If I made the decision to include this footage in a story I would be very careful to make it as clear as possible that it is not proven to be what the witness claims it to be, using phrases such as “purports to show” and “claims to have witnessed.”

As a final nail in the coffin of the UFO theory the CBS News Report below shows the explanation for the “Norwegian Spiral” seen over the country in December 2009. The resemblance to the original video posted on the Skeptics Forum is striking, although this spiral is more dramatic since the missile was still under powered flight as it spiraled out of control.


 

A journalist’s career is built on credibility. Information hits us fast and in massive amounts today, making it even more difficult to keep up with it all. For that reason though verification is absolutely vital to preserve our reputations and those of our organization.
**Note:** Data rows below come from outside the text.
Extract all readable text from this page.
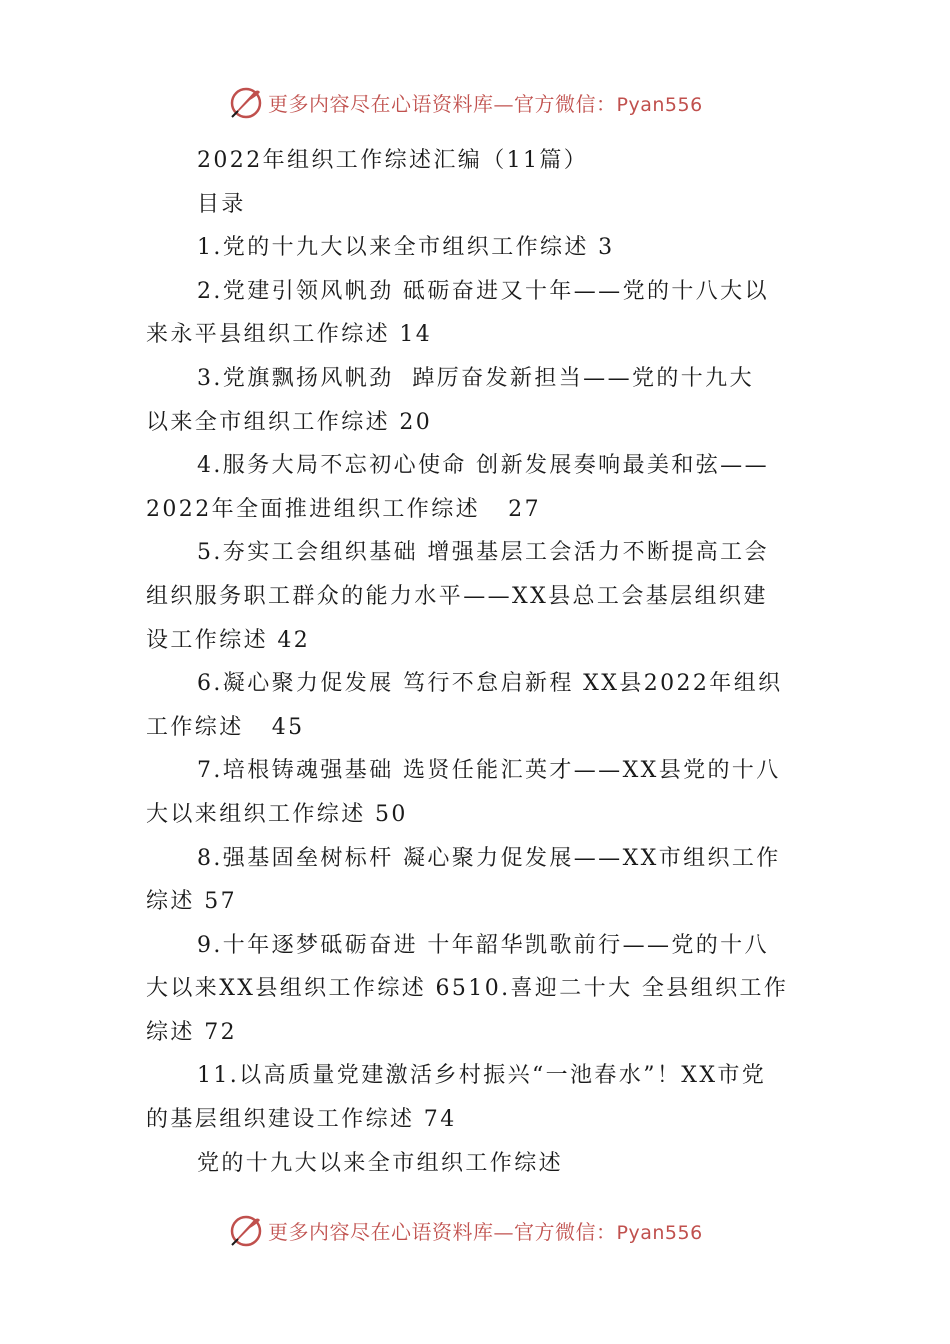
更多内容尽在心语资料库—官方微信：Pyan556
2022年组织工作综述汇编（11篇）
目录
1.党的十九大以来全市组织工作综述 3
2.党建引领风帆劲 砥砺奋进又十年——党的十八大以
来永平县组织工作综述 14
3.党旗飘扬风帆劲  踔厉奋发新担当——党的十九大
以来全市组织工作综述 20
4.服务大局不忘初心使命 创新发展奏响最美和弦——
2022年全面推进组织工作综述   27
5.夯实工会组织基础 增强基层工会活力不断提高工会
组织服务职工群众的能力水平——XX县总工会基层组织建
设工作综述 42
6.凝心聚力促发展 笃行不怠启新程 XX县2022年组织
工作综述   45
7.培根铸魂强基础 选贤任能汇英才——XX县党的十八
大以来组织工作综述 50
8.强基固垒树标杆 凝心聚力促发展——XX市组织工作
综述 57
9.十年逐梦砥砺奋进 十年韶华凯歌前行——党的十八
大以来XX县组织工作综述 6510.喜迎二十大 全县组织工作
综述 72
11.以高质量党建激活乡村振兴“一池春水”！XX市党
的基层组织建设工作综述 74
党的十九大以来全市组织工作综述
更多内容尽在心语资料库—官方微信：Pyan556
The good news is that the same technology that throws so much information also provides us with the tools to research it. Use them.

About the Author

David Lantrip is the director of education at Franchise Concepts, the franchisor for Deck The Walls, The Great Frame Up and Framing and Art Centre. He also is a contributing writer to Picture Framing Magazine, the industry’s leading trade journal and teach a number of classes at their annual trade show.